The Monstrumologist Tone

Take a story's temperature by studying its tone. Is it hopeful? Cynical? Snarky? Playful?

Macabre, Grotesque, Gothic

Macabre

For those of you who don't speak French, macabre isn't what a magician yells as he reveals a trick. Macabre, as defined by the illustrious Merriam-Webster Dictionary, is an adjective used to describe anything involving death or violence in a way that is strange, frightening, or unpleasant, and tends to produce horror in a beholder (source). We'd definitely say that The Monstrumologist produces horror in a beholder. How does Yancey write in a macabre fashion? Word choice, Shmoopers. Word choice. Check it:

He was covered head to toe in the blood-flecked goop, the smell of it more pungent than that of the rotting flesh upon the table. The tiny Anthropophagus flipped and smacked inside the jar, smearing the glass with amniotic fluid, clawing at its prison with needle-size fingernails, mouth working furiously in the middle of its chest, like a landed fish gasping upon the shore.(1.116)

Yancey chose some of those words quite deliberately, which takes the description from just yucky to shudder inducing. Using "pungent" instead of "stinky," for example, or "smearing the glass with amniotic fluid" rather than "painting the jar with its birth juices". Okay, that last one was pretty macabre, too, but you get the point.

Grotesque

There are a lot of things in this book that can be described as grotesque, but it's not just the Anthropophagus that is deserving of that adjective. The tone of the book is grotesque as well, leaving you feeling a bit like you should wash your hands after you've put it down.

The reverend, whose body remained more or less intact, had captured our attention as the locus of the slaughter, but all around it, like shards thrown from a grisly centrifuge, upon the walls and floorboards and even the ceiling above our heads, were fragments and scraps of human flesh, unrecognizable effluvia cemented by blood to nearly every surface: tufts of hair, bits of entrails, splinters of bone, shavings of muscle. In some places the walls were so saturated they literally wept with his blood. It was as if the child had been shoved into a grinder and then spewed out in every direction. Lying but a few inches from the doctor's right shoe was the severed foot of the boy, the only recognizable portion left extant by the marauding Anthropophagi.  (8.46)

In this quote we can practically feel Will Henry being repulsed by what he's seeing around him, and as readers, we're forced to share the sensation. Yancey wants us to by horrified by the scene that he's painting, and he doesn't pull any punches in attempting to convey the awfulness the Anthropophagi are capable of.

Gothic

When you hear the word "gothic" you might immediately think about the teens that wear heavy eye makeup and lots of black leather, but that's not quite what we're going for in this case. The tone that Yancey sets in The Monstrumologist is gothic because it evokes a sense of slow-burning fear; he describes strange and frightening events in mysterious places, and we're left feeling haunted.

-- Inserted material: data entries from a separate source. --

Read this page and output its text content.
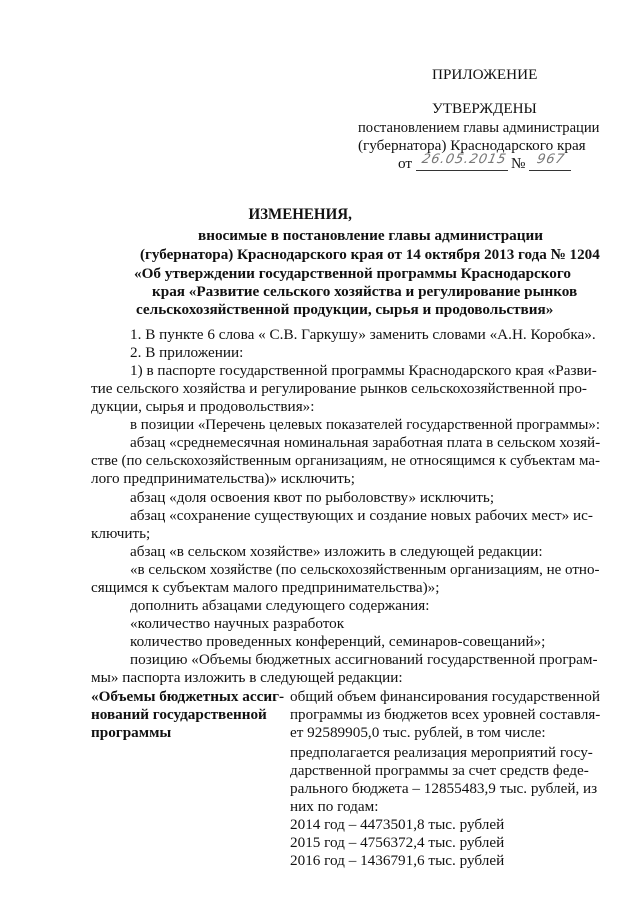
ПРИЛОЖЕНИЕ
УТВЕРЖДЕНЫ
постановлением главы администрации
(губернатора) Краснодарского края
от 26.05.2015 № 967
ИЗМЕНЕНИЯ,
вносимые в постановление главы администрации
(губернатора) Краснодарского края от 14 октября 2013 года № 1204
«Об утверждении государственной программы Краснодарского
края «Развитие сельского хозяйства и регулирование рынков
сельскохозяйственной продукции, сырья и продовольствия»
1. В пункте 6 слова « С.В. Гаркушу» заменить словами «А.Н. Коробка».
2. В приложении:
1) в паспорте государственной программы Краснодарского края «Разви-
тие сельского хозяйства и регулирование рынков сельскохозяйственной про-
дукции, сырья и продовольствия»:
в позиции «Перечень целевых показателей государственной программы»:
абзац «среднемесячная номинальная заработная плата в сельском хозяй-
стве (по сельскохозяйственным организациям, не относящимся к субъектам ма-
лого предпринимательства)» исключить;
абзац «доля освоения квот по рыболовству» исключить;
абзац «сохранение существующих и создание новых рабочих мест» ис-
ключить;
абзац «в сельском хозяйстве» изложить в следующей редакции:
«в сельском хозяйстве (по сельскохозяйственным организациям, не отно-
сящимся к субъектам малого предпринимательства)»;
дополнить абзацами следующего содержания:
«количество научных разработок
количество проведенных конференций, семинаров-совещаний»;
позицию «Объемы бюджетных ассигнований государственной програм-
мы» паспорта изложить в следующей редакции:
«Объемы бюджетных ассиг-
нований государственной
программы
общий объем финансирования государственной
программы из бюджетов всех уровней составля-
ет 92589905,0 тыс. рублей, в том числе:
предполагается реализация мероприятий госу-
дарственной программы за счет средств феде-
рального бюджета – 12855483,9 тыс. рублей, из
них по годам:
2014 год – 4473501,8 тыс. рублей
2015 год – 4756372,4 тыс. рублей
2016 год – 1436791,6 тыс. рублей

A good example is when he sets the scene for Dr. Warthrop's visit with Captain Varner at the Motley Hill Sanatorium. An insane asylum is the perfect gothic setting, but then he adds in an air of abandonment and decay, and we get this:

We had not traveled far down the main street of Dedham before Warthrop turned his horse down a narrow lane that wound through a dense stand of poplars, at the head of which a small, inconspicuous sign hung upon a rusting steel pike: MOTLEY HILL SANATORIUM. Trees and tangles of vine and weed crowded upon us as we proceeded, slowly now, up a rise of ground. The woods closed around us; the canopy drooped lower and lower, blotting out the stars, as if we had plunged into a dark and winding tunnel. There was no sound but the steady clop-clop of the hooves upon the hard-packed dirt. No chirp of cricket or croak of frog. Nothing disturbed the profound and eerie silence that did not so much descend upon our plunge down this Cimmerian path as slam hard down upon our heads. Our horses became jittery, snorting and stamping as we climbed. The doctor appeared quite collected, but for myself I was not faring much better than my little mare, both our eyes darting in the growing blackness. The trail—it hardly could be called a lane anymore—finally leveled off, the trees drew back, and much to my and my little mare's relief, we emerged into an open, if overgrown, expanse of moonlit lawn.

About a hundred yards directly ahead stood a house of the Federal style, white with black shutters and towering columns guarding the front. The windows were dark and the property had a deserted feel about it, as if its occupants had long ago fled to happier climes.

[…] Upon closer inspection, the house was a shade or two closer to gray than white; it had once been white, many seasons ago, but the paint had faded and begun to peel. Long strips of it hung from the bare, mildewed boards. The windows had not been washed for months. Quivering spider webs clung to their corners.  (6.2-6.7)

Tell us that passage didn't make you get up and turn a light on and we'll feel like giant chickens because that's totally what we did.